The headline number is that, according to the ILO, there are today 40 million people who are enslaved.  This number seems big – and it is indeed 40 million people too big.  But it’s worth noting that 40 million is only one-half of one percent of the world’s current population of 7.5 billion.  Given that slavery was a common institution until well into the 19th century, one-half of one-percent is astonishingly better than the historical norm.  (It boggles my mind whenever I reflect on the fact that my own life – I was born in 1958 – overlapped with the lives of individual fellow Americans who were themselves slaves early in their lives.)

More deeply, I’m skeptical of even the relatively small figure of 40 million.  Again, I’ve not read the ILO report, but because there exists in nature no hard and fast, objective definition of slavery, the temptation is great for intellectuals to classify as ‘slaves’ those who live in conditions that, from the perspective of denizens of rich countries, are truly ghastly but which contain no legal or social restraints that many other reasonable people would describe as enslaving.  This temptation is especially sharp for those intellectuals who work for an agency that has as part of its mission the use of first-world resources to help people in third-world countries.

That said, let’s take the 40 million figure as fact.  Also according to the ILO, 38 percent (15.2 million) of those 40 million are slaves by virtue (or, really, vice) of their being victims of forced marriages.  That leaves 24.8 million people whose slavery involves something other than being forced to marry against their will – for example, people whose slavery involves being forced to work for others at, literally, slave wages.  Indeed, let’s assume here that all of the remaining 62 percent (24.8 million) of slaves are people who are forced to work at literal slave wages in factories producing output for sale on global markets.  (This assumption almost certainly overestimates the number of such factory slaves, but let’s go with this number for purposes of this post.)

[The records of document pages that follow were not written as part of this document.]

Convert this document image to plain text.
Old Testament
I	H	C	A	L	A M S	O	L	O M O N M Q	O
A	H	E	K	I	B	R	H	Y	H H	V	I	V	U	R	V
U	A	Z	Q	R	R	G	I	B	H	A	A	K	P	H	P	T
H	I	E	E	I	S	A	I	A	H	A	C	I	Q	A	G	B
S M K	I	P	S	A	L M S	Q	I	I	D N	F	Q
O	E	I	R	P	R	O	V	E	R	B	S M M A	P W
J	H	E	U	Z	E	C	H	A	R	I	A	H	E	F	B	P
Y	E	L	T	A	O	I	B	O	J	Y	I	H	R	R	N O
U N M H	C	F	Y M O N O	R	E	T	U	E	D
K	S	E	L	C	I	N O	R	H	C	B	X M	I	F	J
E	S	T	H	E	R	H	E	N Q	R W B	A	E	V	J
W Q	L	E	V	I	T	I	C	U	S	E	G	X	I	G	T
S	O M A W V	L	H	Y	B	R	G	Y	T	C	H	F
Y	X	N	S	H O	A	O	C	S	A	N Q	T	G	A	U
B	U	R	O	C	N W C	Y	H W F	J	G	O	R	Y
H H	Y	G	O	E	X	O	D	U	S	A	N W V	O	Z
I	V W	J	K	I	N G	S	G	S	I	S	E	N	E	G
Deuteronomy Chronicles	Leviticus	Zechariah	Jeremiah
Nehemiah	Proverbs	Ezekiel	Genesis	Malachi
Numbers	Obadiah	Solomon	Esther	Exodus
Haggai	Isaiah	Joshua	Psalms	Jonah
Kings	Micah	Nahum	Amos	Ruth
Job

Also according to the ILO report, 25 million of the world’s 40 million slaves are in Asia and the Pacific.  The ILO report apparently doesn’t break down the distribution of slaves into individual countries.  So let’s further assume – also surely contrary to fact – that all of these 25 million slaves in Asia and the Pacific are enslaved in China.  If we further assume (which seems not unreasonable) that the percentage of Chinese people who are slaves by virtue of their being in forced marriages is the same (38%) as the worldwide percentage of people who are classified as slaves because they are in forced marriages, that leaves 15.5 million Chinese people in slavery working (on our assumptions) in factories producing goods for sale on global markets.

China’s workforce today is nearly 803 million – a number that, I’ll assume to make my argument here weaker than otherwise, does not include the 15.5 million slaves.  Thus, even according to figures given by the ILO,  percentage of Chinese workers who are slaves is ‘only’ 1.9.  Again, if this number is correct, that’s 1.9 percent of workers too many.  But this small percentage makes unbelievable the often-repeated assertion that China’s modern export success is built on slavery.  Indeed, even if we make the overly ‘generous’ assumption that all 25 million slaves in Asia and the Pacific are Chinese workers, the percentage of the Chinese workforce who are slaves remains tiny; it’s 3.1 percent.

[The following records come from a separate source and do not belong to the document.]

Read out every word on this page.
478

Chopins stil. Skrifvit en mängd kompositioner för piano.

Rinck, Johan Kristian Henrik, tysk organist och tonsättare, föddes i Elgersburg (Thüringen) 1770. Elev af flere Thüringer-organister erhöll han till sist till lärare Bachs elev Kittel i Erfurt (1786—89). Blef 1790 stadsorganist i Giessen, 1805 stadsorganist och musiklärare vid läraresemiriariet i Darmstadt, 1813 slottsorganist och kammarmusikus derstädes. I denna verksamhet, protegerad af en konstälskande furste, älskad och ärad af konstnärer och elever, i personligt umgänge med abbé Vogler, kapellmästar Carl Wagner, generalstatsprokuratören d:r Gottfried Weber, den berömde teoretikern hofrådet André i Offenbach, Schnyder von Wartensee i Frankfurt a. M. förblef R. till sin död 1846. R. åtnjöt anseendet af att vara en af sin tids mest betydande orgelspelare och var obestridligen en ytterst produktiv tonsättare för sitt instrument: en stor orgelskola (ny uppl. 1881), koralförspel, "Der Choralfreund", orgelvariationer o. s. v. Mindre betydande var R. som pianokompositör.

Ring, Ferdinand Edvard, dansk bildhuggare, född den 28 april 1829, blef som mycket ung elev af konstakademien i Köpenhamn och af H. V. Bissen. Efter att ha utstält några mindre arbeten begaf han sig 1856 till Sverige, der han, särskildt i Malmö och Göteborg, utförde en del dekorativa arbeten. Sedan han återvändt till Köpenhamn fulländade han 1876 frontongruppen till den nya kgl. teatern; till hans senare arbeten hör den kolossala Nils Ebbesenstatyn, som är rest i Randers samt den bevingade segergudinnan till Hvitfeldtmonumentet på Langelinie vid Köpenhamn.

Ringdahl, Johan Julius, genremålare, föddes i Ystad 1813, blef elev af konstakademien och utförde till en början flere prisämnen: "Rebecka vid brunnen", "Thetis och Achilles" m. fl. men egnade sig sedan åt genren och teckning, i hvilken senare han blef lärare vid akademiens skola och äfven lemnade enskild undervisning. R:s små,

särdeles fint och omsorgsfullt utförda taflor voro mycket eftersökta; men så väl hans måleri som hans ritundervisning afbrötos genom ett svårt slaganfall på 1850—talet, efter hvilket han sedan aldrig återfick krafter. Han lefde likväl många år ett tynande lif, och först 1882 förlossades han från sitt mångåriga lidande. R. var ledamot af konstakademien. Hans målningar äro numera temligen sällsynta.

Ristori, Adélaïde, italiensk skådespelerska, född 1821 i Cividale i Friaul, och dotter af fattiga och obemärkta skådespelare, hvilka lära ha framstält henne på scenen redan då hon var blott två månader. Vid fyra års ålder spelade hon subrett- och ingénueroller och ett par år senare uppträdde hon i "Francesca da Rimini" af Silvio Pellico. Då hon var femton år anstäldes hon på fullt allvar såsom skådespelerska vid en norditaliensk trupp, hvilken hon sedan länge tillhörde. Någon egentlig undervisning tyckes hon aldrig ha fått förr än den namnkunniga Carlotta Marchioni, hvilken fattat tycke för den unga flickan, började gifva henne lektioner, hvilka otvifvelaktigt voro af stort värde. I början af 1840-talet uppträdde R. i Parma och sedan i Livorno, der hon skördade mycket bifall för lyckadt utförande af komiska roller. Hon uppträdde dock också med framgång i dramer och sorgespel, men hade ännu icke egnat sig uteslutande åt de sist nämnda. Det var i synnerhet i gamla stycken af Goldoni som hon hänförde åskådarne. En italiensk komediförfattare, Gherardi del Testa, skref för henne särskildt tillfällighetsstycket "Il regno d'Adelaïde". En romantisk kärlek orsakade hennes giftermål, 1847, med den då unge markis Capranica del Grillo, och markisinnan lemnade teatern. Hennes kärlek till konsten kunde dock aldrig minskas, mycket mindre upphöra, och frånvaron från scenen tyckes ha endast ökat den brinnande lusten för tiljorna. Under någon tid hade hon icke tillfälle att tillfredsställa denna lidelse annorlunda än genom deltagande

Bottom line: Even on assumptions most generous to those who contend that modern China’s economic success generally, and its export success specifically, is the product of slavery in China, the numbers simply do not support the contention.  The maximum likely percentage of the current Chinese workforce that is enslaved is far too small to make the contention work as a plausible explanation of economic reality.  Looked at a bit differently, the increasing wealth produced for many of the 1.4 billion Chinese, and for the many of the 6.1 billion of us in the rest of world who trade with the Chinese, is simply too vast to be extracted by slave-masters from the forced sweat and toil of, at most, 25 million workers.